Stasera allo Smeraldo proiezione del capolavoro del cinema muto diretto da Pastrone Le didascalie del Vate lette da Mauro Di Girolamo con introduzione di Leonardo Persia

TERAMO. La pellicola che nel 1914 aprì la strada al cinema come arte totale, Cabiria - Visione storica del III secolo a.C., capolavoro del muto di Giovanni Pastrone con le imaginifiche didascalie di Gabriele D’Annunzio, viene proposto stasera a Teramo in apertura del 31° MaggioFest. Nella sala 2 della multisala Smeraldo sarà proiettata la copia restaurata dalla Cineteca di Torino (ore 21, ingresso libero). Il festival di primavera organizzato dall’associazione culturale Spazio Tre, con la direzione artistica del regista Silvio Araclio, proponendo Cabiria si apre con un omaggio al Vate nel 160° anniversario della nascita. Le sue didascalie saranno lette da Mauro Di Girolamo, attore della compagia teatrale Spazio Tre, mentre a introdurre la visione del primo, più costoso (1 milione e 250mila lire del tempo) e più lungo (tre ore) kolossal del cinema primitivo, non solo italiano, provvederà il critico cinematografico Leonardo Persia, dal 2006 curatore della sezione cinema del MaggioFest.

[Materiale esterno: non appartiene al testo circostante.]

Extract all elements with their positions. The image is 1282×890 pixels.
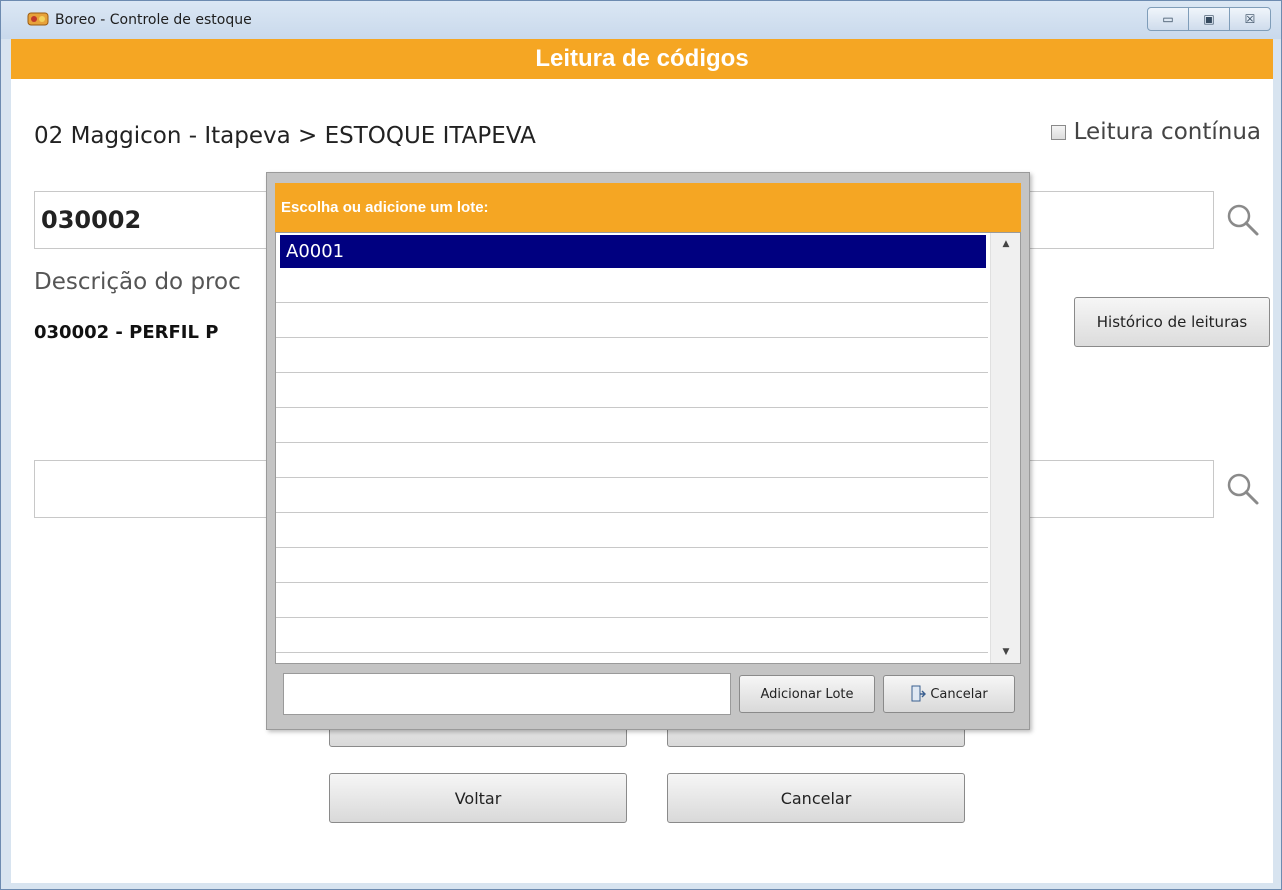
lot-list-item[interactable]: [276, 618, 988, 653]
lot-list-item[interactable]: [276, 338, 988, 373]
dialog-cancel-button[interactable]: Cancelar: [883, 675, 1015, 713]
add-lot-button[interactable]: Adicionar Lote: [739, 675, 875, 713]
description-value: 030002 - PERFIL P: [34, 322, 219, 343]
lot-dialog-title: Escolha ou adicione um lote:: [275, 183, 1021, 232]
lot-list-item[interactable]: A0001: [280, 235, 986, 268]
scroll-up-icon[interactable]: ▲: [991, 239, 1020, 249]
lot-rows: A0001: [276, 233, 988, 653]
page-title: Leitura de códigos: [11, 39, 1273, 79]
lot-search-icon[interactable]: [1226, 472, 1260, 506]
add-lot-label: Adicionar Lote: [760, 686, 854, 702]
lot-list-item[interactable]: [276, 513, 988, 548]
close-icon: ☒: [1244, 12, 1256, 26]
maximize-button[interactable]: ▣: [1188, 7, 1230, 31]
continuous-read-label: Leitura contínua: [1073, 119, 1261, 145]
dialog-cancel-label: Cancelar: [930, 686, 988, 702]
lot-list-scrollbar[interactable]: ▲ ▼: [990, 233, 1020, 663]
continuous-read-checkbox[interactable]: [1050, 124, 1066, 140]
window-controls: ▭ ▣ ☒: [1147, 7, 1271, 31]
continuous-read-toggle[interactable]: Leitura contínua: [1050, 119, 1261, 145]
close-button[interactable]: ☒: [1229, 7, 1271, 31]
lot-list-item[interactable]: [276, 443, 988, 478]
app-logo-icon: [27, 12, 49, 26]
history-button[interactable]: Histórico de leituras: [1074, 297, 1270, 347]
search-icon[interactable]: [1226, 203, 1260, 237]
lot-list-item[interactable]: [276, 548, 988, 583]
description-label: Descrição do proc: [34, 269, 241, 295]
window-title: Boreo - Controle de estoque: [55, 12, 252, 28]
new-lot-input[interactable]: [283, 673, 731, 715]
lot-list-item[interactable]: [276, 303, 988, 338]
lot-list-item[interactable]: [276, 583, 988, 618]
exit-door-icon: [911, 685, 927, 702]
cancel-button[interactable]: Cancelar: [667, 773, 965, 823]
cancel-button-label: Cancelar: [780, 788, 852, 808]
back-button-label: Voltar: [454, 788, 502, 808]
lot-list-item[interactable]: [276, 373, 988, 408]
back-button[interactable]: Voltar: [329, 773, 627, 823]
scroll-down-icon[interactable]: ▼: [991, 647, 1020, 657]
lot-list-item[interactable]: [276, 408, 988, 443]
lot-dialog: Escolha ou adicione um lote: A0001 ▲ ▼ A…: [266, 172, 1030, 730]
maximize-icon: ▣: [1203, 12, 1215, 26]
lot-list-item[interactable]: [276, 268, 988, 303]
title-bar: Boreo - Controle de estoque ▭ ▣ ☒: [1, 1, 1281, 39]
lot-list[interactable]: A0001 ▲ ▼: [275, 232, 1021, 664]
location-breadcrumb: 02 Maggicon - Itapeva > ESTOQUE ITAPEVA: [34, 123, 536, 149]
lot-list-item[interactable]: [276, 478, 988, 513]
minimize-icon: ▭: [1162, 12, 1174, 26]
minimize-button[interactable]: ▭: [1147, 7, 1189, 31]
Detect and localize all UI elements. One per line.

D’Annunzio ideò anche il nome Cabiria, nata dal fuoco, per la fanciulla protagonista di una vicenda che si svolge durante la seconda guerra punica, con elementi narrativi e ispirazione che Pastrone trasse dai romanzi Cartagine in fiamme di Emilio Salgari e Salammbô di Gustave Flaubert. La bambina Cabiria (Carolina Catena) scampa con la nutrice Croessa all’eruzione dell’Etna ma viene rapita dai pirati cartaginesi e venduta come schiava. Quando sta per essere immolata al dio Moloch, viene salvata dal patrizio romano Fulvio Axilla (Umberto Mozzato) e dal suo liberto, il possente Maciste (Bartolomeo Pagano). Intanto Annibale sta valicando col suo esercito le Alpi e scende verso Roma. Protetta da Sofonisba (Italia Almirante Manzini), figlia del generale cartaginese Asdrubale, Cabiria, ormai cresciuta (Lidia Quaranta), dovrà affrontare altre prove prima di trovare la felicità. Al fianco della diva Manzini il film impose lo scaricatore genovese Pagano e il suo personaggio Maciste, creando un mito che durerà decenni. La pellicola di Pastrone, che ebbe una doppia prima il 18 aprile 1914 al teatro Vittorio Emanuele di Torino e al Lirico di Milano, sfoggiò anche grandi innovazioni tecniche, come il carrello, che permise a Pastrone di muovere la macchina da presa sulla scena, dando dinamismo all’inquadratura. «Opera totale, atta a fondere cinema, teatro, musica, opera lirica, verbo fonosimbolico dannunziano» scrive Persia del film, «fu salutato come clamoroso capolavoro e fece lezione in tutto il mondo. D'Annunzio scrisse le auliche, liriche, visionarie didascalie al servizio della regia consapevole e colta di Pastrone, che girò a Torino, sulla riviera adriatica, in Sicilia e in Algeria, con un senso impressionante dell'inquadratura, dello spazio e dello spettacolo. A Teramo verrà proiettata la versione restaurata, nella splendente velocità originale a sedici fotogrammi al secondo, le immagini di abbagliante luminosità e la musica originale di Ildebrando Pizzetti, eseguita all'epoca dal vivo».